Education worked: Head Start and federal aid to poor schools have contributed to dramatically higher high school and college completion rates. Targeted plans for the hollows of Appalachia and the ghettos of our cities worked: providing direct jobs programs, building health clinics, creating regional development strategies.
Johnson’s war on poverty wasn’t lost on the mean streets of our cities or in the dark valleys of Appalachia. Its first reverses came in the jungles of Southeast Asia, with the war in Vietnam sapping resources and attention. Its second came in the war of ideas, to the racial and corporate backlash that framed a conservative era.
Washington chose to go another way. The minimum wage lost ground to inflation. Workers wages stagnated as multinationals used globalization to drive down wages at home. Racial slurs were used to discredit welfare programs, and support for women and children was dramatically cut back. Taxes were dramatically reduced on corporations and the wealthy squeezing budgets for affordable housing, Head Start, impoverished schools, advanced training and more.
At the end of last year, Congress not only cut food stamp levels but ended jobless benefits for what will total 4 million workers and their families if the decision is not reversed. America is more unequal than ever, and ranks 34 of 35 developed nations (above only Romania) in childhood poverty, according to the most recent United Nations Children’s Fund study.
When Johnson announced his war on poverty, America was a middle class nation, a global industrial leader, with a prosperity widely shared. But since the 1980s, productivity and profits have risen, but workers have not shared in the benefits. Good jobs were shipped abroad and replaced by low wage, non-union jobs at home. The minimum wage didn’t keep up with inflation, much less increases in productivity. The gap between the possibilities for poor children of all races and those of the wealthy has been growing for decades.

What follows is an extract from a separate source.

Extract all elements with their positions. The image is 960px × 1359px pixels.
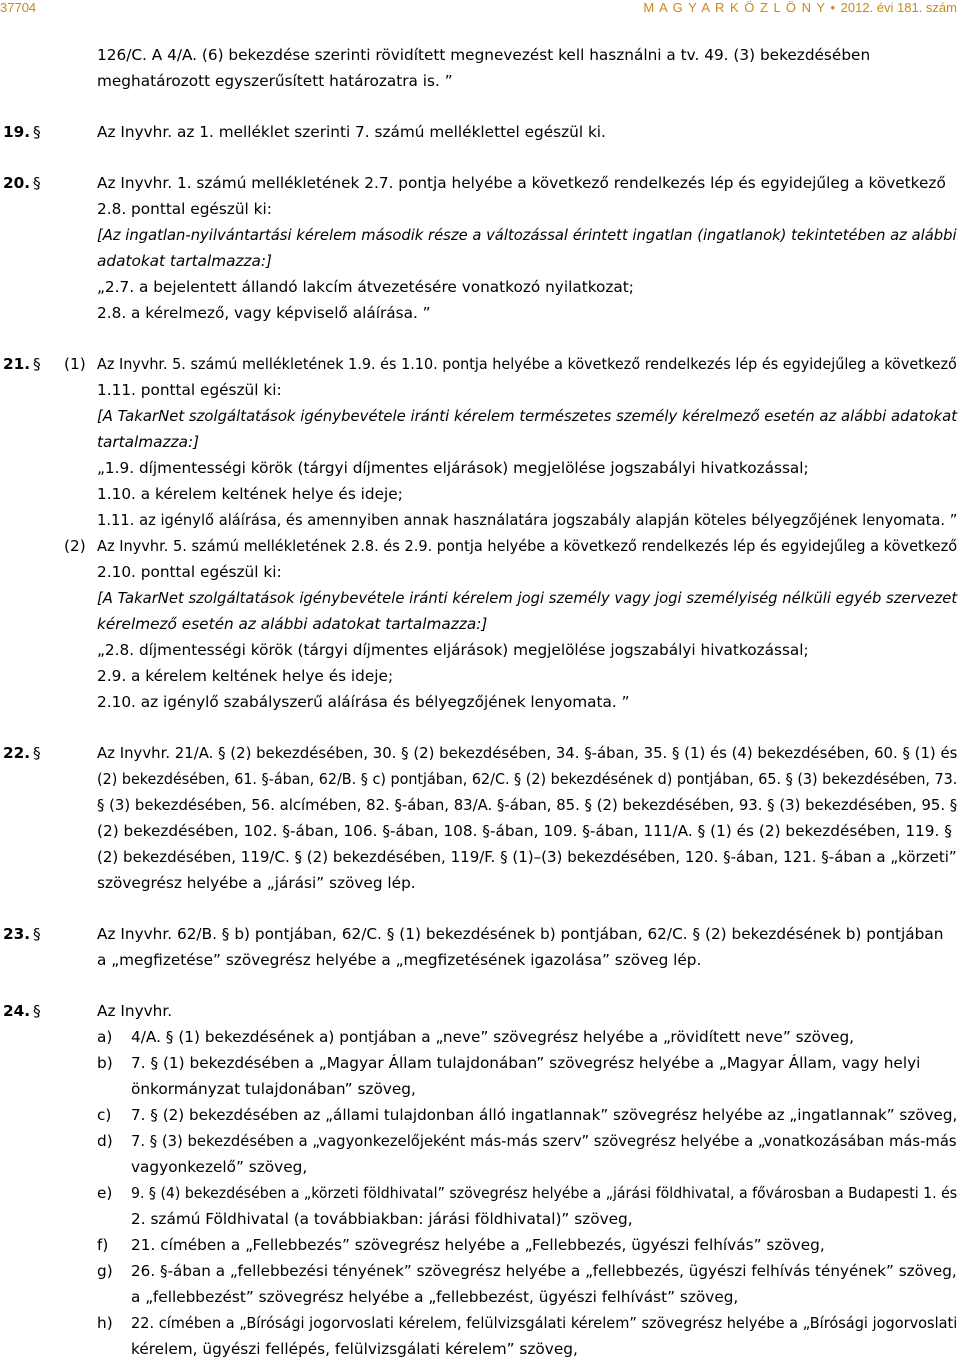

This was neither inevitable nor an act of God. It was the result of policy choices. Technology did not drive inequality. The powerful rigged the rules to benefit the few and not the many. Conservatives argued that the poor were taxing the middle class too much. In fact, the rich and the corporations cut the deal, and stiffed both the middle class and the poor. Few will admit it, but our leaders chose a society of greater inequality and widespread poverty -- and we let them get away with it.
Johnson’s agenda still makes sense. Expand Social Security and Medicare to eradicate poverty among the elderly. Raise the minimum wage and empower workers to capture a fair share of the increase in productivity and profits they help to produce. Balance our trade so we make things in America once more. Invest in infant nutrition, early childhood education, and make poor schools the equal of those in more affluent neighborhoods. Target jobs programs for the young and for areas of significant poverty from rural Appalachia to our urban barrios. Guarantee affordable health care for all so that illness does not drive families into bankruptcy and poverty.
As President Johnson said 50 years ago, we are a rich nation, we can afford to do this. And, we’ve seen that he was also right when he said we can’t afford not to.